Los alimentos y el agua de superficie, la vida salvaje, los roedores y los animales domésticos contaminados son posibles fuentes de serovariedades patógenas para el ganado bovino (Gamarra, 2008). Las leptospiras atraviesan las superficies mucosas externas y piel laceradas. Las bacterias se multiplican en la zona de entrada durante un período de incubación que puede durar 2 a 20 días (Adler & De La Peña-Moctezuma, 2010).
Hospedador Accidental.
Dentro de este grupo entran los animales domésticos, silvestres y sinantrópicos (Adler & De La Peña-Moctezuma, 2010), al ser afectados por serovares que no son específicos de la especie.
Humano.
El humano se comporta como hospedero accidental ya que es sensible a todos los serotipos, presentándose con cuadros de fiebre, ictericia, dolores musculares, erupciones y meningitis no supuradas, síntomas que varían según el serotipo implicado (Chung, 1994), pero no elimina
Leptospira spp., al ambiente al presentar orinas acidas (Haake y Levett, 2015).
Para los humanos, la leptospirosis es una enfermedad potencialmente mortal pero susceptible al tratamiento con antibióticos; su espectro clínico va desde la enfermedad asintomática, pasando incluso por síntomas leves similares a una influenza, o asemejar hepatitis, salmonelosis, dengue, fiebres hemorrágicas virales, rickettsiosis y meningitis.
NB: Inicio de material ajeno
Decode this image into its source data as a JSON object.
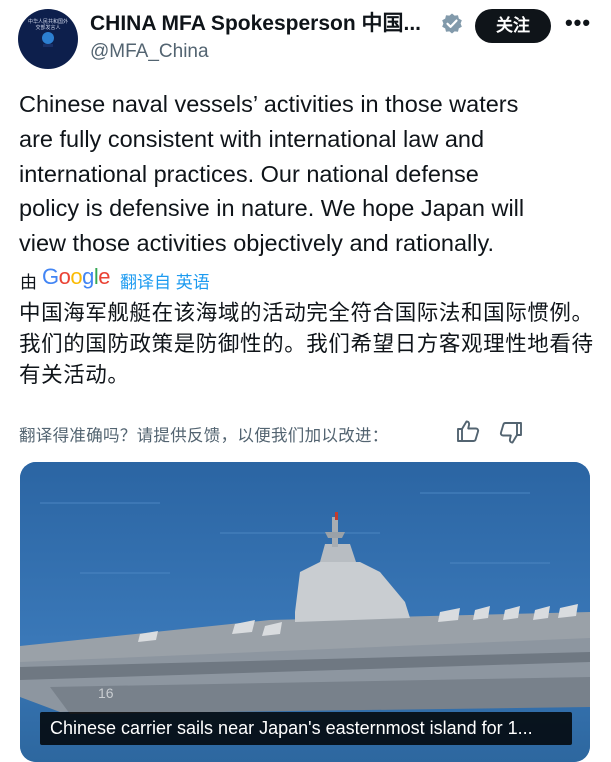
{
  "author": {
    "name": "CHINA MFA Spokesperson 中国...",
    "handle": "@MFA_China",
    "avatar_text": "中华人民共和国外交部发言人"
  },
  "follow_label": "关注",
  "more_label": "•••",
  "tweet": {
    "text": "Chinese naval vessels’ activities in those waters\nare fully consistent with international law and\ninternational practices. Our national defense\npolicy is defensive in nature. We hope Japan will\nview those activities objectively and rationally."
  },
  "translation": {
    "by": "由",
    "google": [
      "G",
      "o",
      "o",
      "g",
      "l",
      "e"
    ],
    "google_colors": [
      "#4285f4",
      "#ea4335",
      "#fbbc05",
      "#4285f4",
      "#34a853",
      "#ea4335"
    ],
    "translated_from": "翻译自 英语",
    "text": "中国海军舰艇在该海域的活动完全符合国际法和国际惯例。我们的国防政策是防御性的。我们希望日方客观理性地看待有关活动。",
    "feedback": "翻译得准确吗？请提供反馈，以便我们加以改进："
  },
  "media": {
    "caption": "Chinese carrier sails near Japan's easternmost island for 1...",
    "hull_number": "16"
  },
  "colors": {
    "link": "#1d9bf0",
    "secondary": "#536471",
    "verified": "#829aab"
  }
}
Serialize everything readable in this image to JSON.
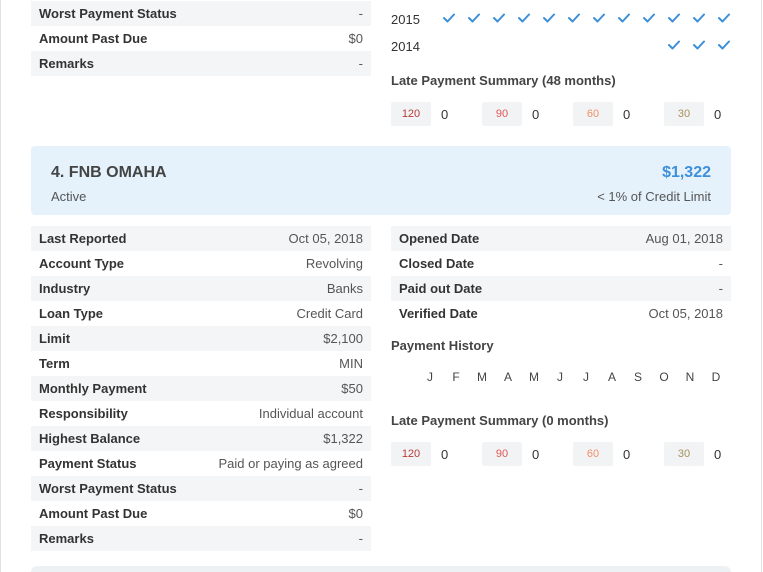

Puede cursar en su
forma severa como un síndrome icterohemorrágico con compromiso renal y multisistémico en ocasiones fatal, o como un cuadro de hemorragia pulmonar (Yusti, Arboleda & Agudelo-Flórez, 2013).
Cuadro clínico.
.
Leptospirosis asintomática.
La existencia de formas subclínicas se hace evidente cuando se realizan encuestas seroepidemiológicas, donde el 16-40% de personas expuestas a la fuente de infección presentan títulos serológicos de anticuerpos específicos detectables; sin embargo, no recuerdan haber tenido manifestaciones clínicas sugestivas de la enfermedad (Céspedes, 2005).
Leptospirosis sintomática.
Leptospirosis es típicamente una enfermedad bifásica, presentándose una fase inicial o de leptospiremia con una duración de cuatro a siete días, caracterizada por la presencia de las
Leptospira en sangre y una segunda fase inmune o leptospiruria con una duración de 8 a 30 días
donde se puede detectar anticuerpos específicos en circulación. Ambas fases son comunes a las dos formas clínicas de presentación: anictérica e ictérica (Céspedes, 2005).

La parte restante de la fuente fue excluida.